A Woman's Role

This news clipping from the ​​Noticias de LLEGO  titled “Women and AIDS” emphasizes the role of women as “educators and caretakers”.This clipping is from an LGBTQ+ journal that was more focused on Queer communities when it came to outreach and education. In this narrative, women are given value based on their relationship with others and not as individuals. It highlights women as an important resource for educating their families and communities. They are seen as passive entities who seem distanced from the issue despite seeing such high rates of transmission. The article yields that due to their lower social status women do not actually know enough about AIDS to educate others. However, it only sees women as a resource instead of the at-risk community they are. While the article does offer some helpful information, its small size and placement in a corner of the journal only highlights how overlooked this issue was. It was accepted as a disease that affected queer communities but due to the social stigma surrounding women and sex, it had yet to be widely acknowledged as part of the feminist movement. 

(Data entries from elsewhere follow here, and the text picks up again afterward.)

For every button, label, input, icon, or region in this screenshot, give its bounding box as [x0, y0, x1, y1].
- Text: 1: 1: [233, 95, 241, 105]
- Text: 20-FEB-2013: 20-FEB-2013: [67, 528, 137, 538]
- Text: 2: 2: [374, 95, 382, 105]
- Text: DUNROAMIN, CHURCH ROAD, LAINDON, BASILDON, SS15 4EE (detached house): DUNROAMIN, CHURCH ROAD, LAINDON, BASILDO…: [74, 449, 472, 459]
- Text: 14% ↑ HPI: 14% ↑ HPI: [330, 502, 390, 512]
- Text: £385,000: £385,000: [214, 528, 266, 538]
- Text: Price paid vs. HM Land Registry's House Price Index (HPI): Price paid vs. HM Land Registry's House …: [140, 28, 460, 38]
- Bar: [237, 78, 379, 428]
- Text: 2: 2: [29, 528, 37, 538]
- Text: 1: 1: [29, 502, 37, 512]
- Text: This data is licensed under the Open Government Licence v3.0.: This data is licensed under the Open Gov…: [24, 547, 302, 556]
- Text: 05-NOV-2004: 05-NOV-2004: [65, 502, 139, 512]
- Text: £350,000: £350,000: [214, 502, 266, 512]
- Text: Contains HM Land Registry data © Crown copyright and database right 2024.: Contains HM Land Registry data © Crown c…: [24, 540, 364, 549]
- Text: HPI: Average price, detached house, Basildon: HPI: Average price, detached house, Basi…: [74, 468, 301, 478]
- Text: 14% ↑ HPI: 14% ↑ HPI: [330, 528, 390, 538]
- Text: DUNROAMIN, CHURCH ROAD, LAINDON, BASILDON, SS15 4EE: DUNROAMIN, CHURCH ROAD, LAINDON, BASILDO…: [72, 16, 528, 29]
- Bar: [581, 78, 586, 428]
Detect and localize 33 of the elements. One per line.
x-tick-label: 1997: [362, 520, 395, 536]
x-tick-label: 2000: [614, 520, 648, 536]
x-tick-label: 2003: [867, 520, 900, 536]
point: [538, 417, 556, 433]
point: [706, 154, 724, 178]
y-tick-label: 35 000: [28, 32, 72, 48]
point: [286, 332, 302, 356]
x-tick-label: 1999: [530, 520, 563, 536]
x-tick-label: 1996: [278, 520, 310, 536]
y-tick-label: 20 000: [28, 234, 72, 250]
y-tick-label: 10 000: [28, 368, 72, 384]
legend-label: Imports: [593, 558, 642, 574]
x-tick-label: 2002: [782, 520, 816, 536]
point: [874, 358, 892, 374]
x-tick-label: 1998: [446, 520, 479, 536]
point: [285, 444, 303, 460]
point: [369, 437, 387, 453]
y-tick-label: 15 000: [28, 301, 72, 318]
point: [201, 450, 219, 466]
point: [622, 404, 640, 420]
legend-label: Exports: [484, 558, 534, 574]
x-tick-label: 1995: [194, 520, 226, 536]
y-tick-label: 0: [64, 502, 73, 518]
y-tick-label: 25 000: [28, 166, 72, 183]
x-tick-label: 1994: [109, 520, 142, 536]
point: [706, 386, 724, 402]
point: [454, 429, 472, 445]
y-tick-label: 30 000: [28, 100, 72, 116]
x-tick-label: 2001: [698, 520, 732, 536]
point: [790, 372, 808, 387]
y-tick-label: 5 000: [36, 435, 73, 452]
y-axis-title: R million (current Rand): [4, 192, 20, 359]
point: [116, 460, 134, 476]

In their article, "Stigma: A Health Barrier For Women With HIV/AIDS" featured in the Journal Of The Association Of Nurses In AIDS Care they focus on the social stigma that surrounds women when they are diagnosed with HIV/AIDS. The authors focus on the gendered nature of sexually transmitted diseases. There is a sense of purity often associated with women and sex. Such social constructs such as the idea of virginity being disproportionately more important in female partners is one example of this. This view of sexually active women as being unclean, dirty, and morally corrupt feeds into the stigma against female sexuality. When accompanied by the diagnosis of severe diseases such as AIDS, there is a whole new level to these prejudices.

In survey responses, women were much more afraid of the societal consequences of contracting the disease than the disease itself. This study was focused on European American women in the 1990s. Women stated that the quality of public life was often more important to them than the medical symptoms that came with having AIDS, including death. Much of this comes from a lack of awareness in women that contracting AIDS is even a possibility. With it often being presented as a male homosexual disease, little has been done to educate women on the subject. There is also very little data and intervention models tailored to female groups.